La vidéo montre deux femmes, appartenant apparemment à la tribu des Kukis, qu'un conflit interethnique oppose aux Meiteis, marchant nues dans une rue, moquées et harcelées par une foule identifiée comme appartenant à la communauté des Meiteis, l'ethnie dominante.

Le jour de l'arrestation des quatre suspects, un groupe de militantes a jeté des bottes de foin sur la maison de l'un des quatre hommes à Imphal en y mettant le feu.

Au moment où l'incendie faisait rage, les femmes, membres de la communauté des Meiteis, comme les quatre accusés, se sont acharnées sur les murs et le toît de l'habitation avec des bâtons.

Vendredi, un autre groupe de femmes a détruit la maison d'un deuxième suspect, la réduisant en cendres.

L'Inde est un pays généralement conservateur et patriarcal, mais la communauté des Meiteis, où les femmes ont un rôle plus important au sein de la société qu'ailleurs, comprend des militantes de la cause des femmes.

La vidéo montrant les deux femmes dénudées a suscité vendredi des mouvements de protestation dans l'ensemble de l'Inde, les manifestants demandant la démission du chef du gouvernement de l'Etat du Manipur, lui reprochant son inaction.

"Des gens normaux peuvent-ils faire celà? ... Même les chats, les chiens, les animaux n'ont jamais commis d'actes aussi répugnants", déclare une manifestante près d'Imphal, la capitale de l'Etat du Manipur, où se sont rassemblées des centaines de femmes.

Le gouvernement de l'Etat, dirigé par le parti nationaliste hindou au pouvoir Bharatiya Janata (BJP), a déclaré que la police avait pris des mesures dès que la vidéo est apparue sur les réseaux sociaux, plus de deux mois après l'incident.

Une "enquête approfondie" est en cours, a indiqué sur Twitter le ministre en chef de l'Etat, N. Biren Singh.

"Nous veillerons à ce que des mesures strictes soient prises contre tous les auteurs, y compris en envisageant la possibilité de la peine capitale", a-t-il ajouté.

Les violences en mai au Manipur avaient explosé après une marche de protestation contre l'éventualité que la communauté des Meiteis, pour la plupart hindous, obtienne le statut plus avantageux de "tribu répertoriée" qui leur garantirait des quotas d'emplois publics et d'admissions dans les universités.

Cette hypothèse avait également ravivé les vieilles craintes de la tribu des Kukis, en général chrétiens, de voir les Meiteis autorisés à acquérir des terres dans des zones qui leur sont actuellement réservées ainsi qu'à d'autres groupes tribaux.

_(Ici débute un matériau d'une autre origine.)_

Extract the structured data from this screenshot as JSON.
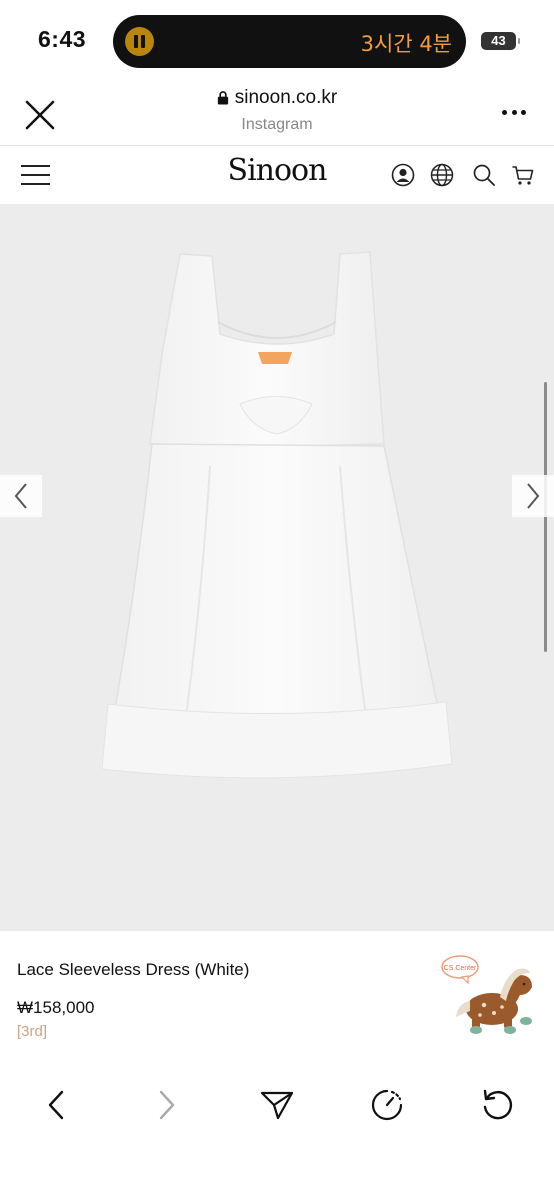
{
  "status": {
    "time": "6:43",
    "island_timer": "3시간 4분",
    "battery": "43"
  },
  "browser": {
    "url": "sinoon.co.kr",
    "source": "Instagram"
  },
  "site": {
    "logo": "Sinoon"
  },
  "product": {
    "name": "Lace Sleeveless Dress (White)",
    "price": "₩158,000",
    "tag": "[3rd]",
    "cs_label": "CS Center"
  },
  "colors": {
    "accent_orange": "#f39c3c",
    "tag_color": "#c9a486",
    "image_bg": "#ececec"
  },
  "icons": {
    "close": "close-icon",
    "more": "more-icon",
    "menu": "hamburger-icon",
    "account": "account-icon",
    "language": "globe-icon",
    "search": "search-icon",
    "cart": "cart-icon",
    "prev": "chevron-left-icon",
    "next": "chevron-right-icon",
    "share": "share-icon",
    "speed": "gauge-icon",
    "reload": "reload-icon"
  }
}
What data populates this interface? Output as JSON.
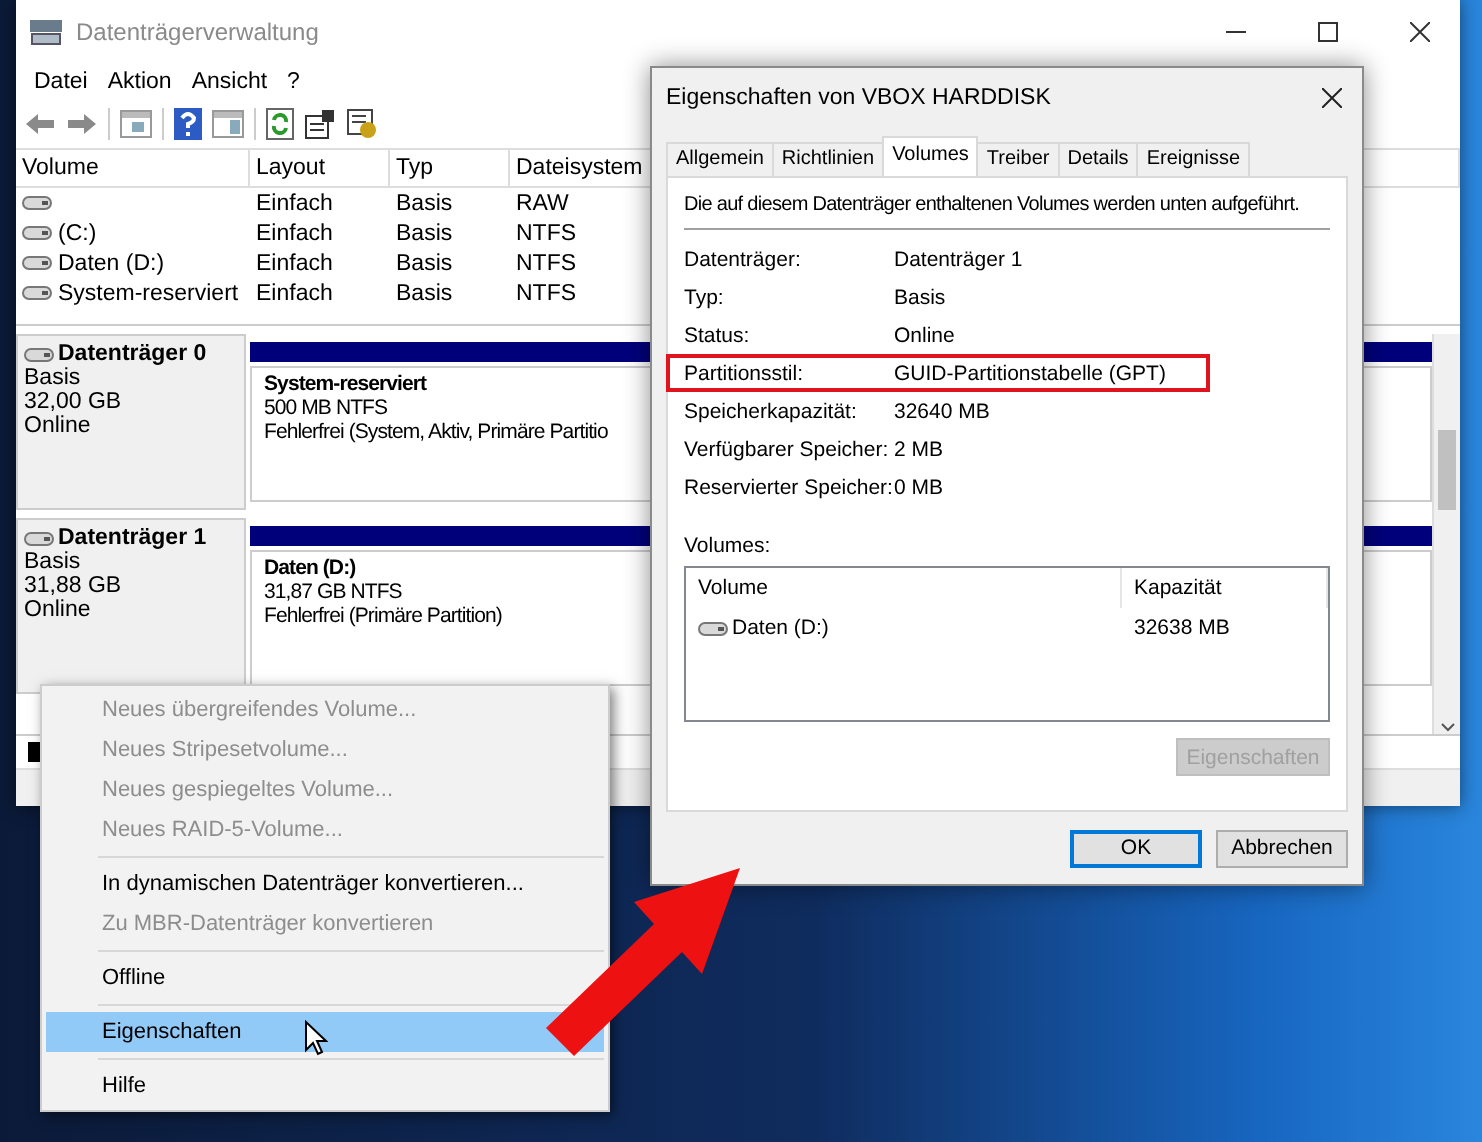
{
  "main_window": {
    "title": "Datenträgerverwaltung",
    "menu": [
      "Datei",
      "Aktion",
      "Ansicht",
      "?"
    ],
    "table": {
      "columns": [
        "Volume",
        "Layout",
        "Typ",
        "Dateisystem"
      ],
      "rows": [
        {
          "layout": "Einfach",
          "type": "Basis",
          "filesystem": "RAW"
        },
        {
          "volume": "(C:)",
          "layout": "Einfach",
          "type": "Basis",
          "filesystem": "NTFS"
        },
        {
          "volume": "Daten (D:)",
          "layout": "Einfach",
          "type": "Basis",
          "filesystem": "NTFS"
        },
        {
          "volume": "System-reserviert",
          "layout": "Einfach",
          "type": "Basis",
          "filesystem": "NTFS"
        }
      ]
    },
    "disks": [
      {
        "name": "Datenträger 0",
        "type": "Basis",
        "size": "32,00 GB",
        "status": "Online",
        "partition": {
          "name": "System-reserviert",
          "size": "500 MB NTFS",
          "status": "Fehlerfrei (System, Aktiv, Primäre Partitio"
        }
      },
      {
        "name": "Datenträger 1",
        "type": "Basis",
        "size": "31,88 GB",
        "status": "Online",
        "partition": {
          "name": "Daten  (D:)",
          "size": "31,87 GB NTFS",
          "status": "Fehlerfrei (Primäre Partition)"
        }
      }
    ]
  },
  "dialog": {
    "title": "Eigenschaften von VBOX HARDDISK",
    "tabs": [
      {
        "label": "Allgemein",
        "selected": false
      },
      {
        "label": "Richtlinien",
        "selected": false
      },
      {
        "label": "Volumes",
        "selected": true
      },
      {
        "label": "Treiber",
        "selected": false
      },
      {
        "label": "Details",
        "selected": false
      },
      {
        "label": "Ereignisse",
        "selected": false
      }
    ],
    "description": "Die auf diesem Datenträger enthaltenen Volumes werden unten aufgeführt.",
    "properties": [
      {
        "label": "Datenträger:",
        "value": "Datenträger 1",
        "highlighted": false
      },
      {
        "label": "Typ:",
        "value": "Basis",
        "highlighted": false
      },
      {
        "label": "Status:",
        "value": "Online",
        "highlighted": false
      },
      {
        "label": "Partitionsstil:",
        "value": "GUID-Partitionstabelle (GPT)",
        "highlighted": true
      },
      {
        "label": "Speicherkapazität:",
        "value": "32640 MB",
        "highlighted": false
      },
      {
        "label": "Verfügbarer Speicher:",
        "value": "2 MB",
        "highlighted": false
      },
      {
        "label": "Reservierter Speicher:",
        "value": "0 MB",
        "highlighted": false
      }
    ],
    "volumes_label": "Volumes:",
    "volumes_table": {
      "columns": [
        "Volume",
        "Kapazität"
      ],
      "rows": [
        {
          "volume": "Daten (D:)",
          "capacity": "32638 MB"
        }
      ]
    },
    "properties_button": {
      "label": "Eigenschaften",
      "disabled": true
    },
    "buttons": [
      {
        "label": "OK",
        "default": true
      },
      {
        "label": "Abbrechen",
        "default": false
      }
    ]
  },
  "context_menu": {
    "groups": [
      {
        "items": [
          {
            "label": "Neues übergreifendes Volume...",
            "disabled": true,
            "selected": false
          },
          {
            "label": "Neues Stripesetvolume...",
            "disabled": true,
            "selected": false
          },
          {
            "label": "Neues gespiegeltes Volume...",
            "disabled": true,
            "selected": false
          },
          {
            "label": "Neues RAID-5-Volume...",
            "disabled": true,
            "selected": false
          }
        ]
      },
      {
        "items": [
          {
            "label": "In dynamischen Datenträger konvertieren...",
            "disabled": false,
            "selected": false
          },
          {
            "label": "Zu MBR-Datenträger konvertieren",
            "disabled": true,
            "selected": false
          }
        ]
      },
      {
        "items": [
          {
            "label": "Offline",
            "disabled": false,
            "selected": false
          }
        ]
      },
      {
        "items": [
          {
            "label": "Eigenschaften",
            "disabled": false,
            "selected": true
          }
        ]
      },
      {
        "items": [
          {
            "label": "Hilfe",
            "disabled": false,
            "selected": false
          }
        ]
      }
    ]
  }
}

Des habitations et des églises avaient été incendiées et des dizaines de personnes obligées de se réfugier dans des camps gérés par le gouvernement.

Dans un rapport présenté devant un tribunal en juin, le groupe de la société civile Manipur Tribal Forum a affirmé que de nombreux et terribles actes de violence, notamment des viols et des décapitations s'étaient produits sans que les autorités de l'Etat n'ouvrent d'enquêtes.

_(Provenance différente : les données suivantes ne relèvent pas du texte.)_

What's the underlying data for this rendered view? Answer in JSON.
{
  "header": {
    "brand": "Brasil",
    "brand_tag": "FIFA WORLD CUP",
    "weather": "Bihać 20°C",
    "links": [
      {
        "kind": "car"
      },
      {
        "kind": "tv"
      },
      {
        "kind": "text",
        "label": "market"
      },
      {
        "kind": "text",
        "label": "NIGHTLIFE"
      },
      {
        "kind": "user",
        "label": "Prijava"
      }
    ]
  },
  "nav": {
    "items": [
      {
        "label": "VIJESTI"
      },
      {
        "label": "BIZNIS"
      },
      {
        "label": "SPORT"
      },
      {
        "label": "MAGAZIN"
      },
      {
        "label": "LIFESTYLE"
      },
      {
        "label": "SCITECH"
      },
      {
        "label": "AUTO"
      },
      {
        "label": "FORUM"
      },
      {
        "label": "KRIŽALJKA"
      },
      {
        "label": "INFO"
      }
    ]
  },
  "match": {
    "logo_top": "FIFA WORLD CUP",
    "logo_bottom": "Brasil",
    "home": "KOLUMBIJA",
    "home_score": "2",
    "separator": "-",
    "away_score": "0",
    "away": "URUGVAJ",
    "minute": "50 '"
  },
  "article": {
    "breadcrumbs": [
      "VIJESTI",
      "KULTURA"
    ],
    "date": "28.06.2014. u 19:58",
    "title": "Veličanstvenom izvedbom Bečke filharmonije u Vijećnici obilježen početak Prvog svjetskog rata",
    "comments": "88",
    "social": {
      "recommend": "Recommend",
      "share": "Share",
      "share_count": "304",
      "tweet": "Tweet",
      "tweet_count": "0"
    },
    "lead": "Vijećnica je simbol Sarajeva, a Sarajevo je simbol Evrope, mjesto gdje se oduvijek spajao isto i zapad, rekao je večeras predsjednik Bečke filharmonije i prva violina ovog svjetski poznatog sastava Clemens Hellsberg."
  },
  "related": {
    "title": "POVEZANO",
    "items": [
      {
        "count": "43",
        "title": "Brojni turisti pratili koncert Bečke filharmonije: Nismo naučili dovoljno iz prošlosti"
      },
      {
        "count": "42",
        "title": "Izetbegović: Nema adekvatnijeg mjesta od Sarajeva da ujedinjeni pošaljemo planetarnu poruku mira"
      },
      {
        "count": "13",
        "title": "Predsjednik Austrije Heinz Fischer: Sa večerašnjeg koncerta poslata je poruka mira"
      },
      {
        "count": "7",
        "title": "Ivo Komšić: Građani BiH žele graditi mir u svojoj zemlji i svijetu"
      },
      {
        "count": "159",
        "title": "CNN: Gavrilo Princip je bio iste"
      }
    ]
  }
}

Le Premier ministre indien Narendra Modi a déclaré jeudi que "l'incident du Manipur est une honte pour n'importe quelle société civilisée".

"Cela fait honte à toute la nation", a souligné M. Modi qui s'exprimait pour la première fois sur ces violences.

La Cour suprême indienne a averti le gouvernement de Modi que s'il n'agissait pas, des mesures seraient prises.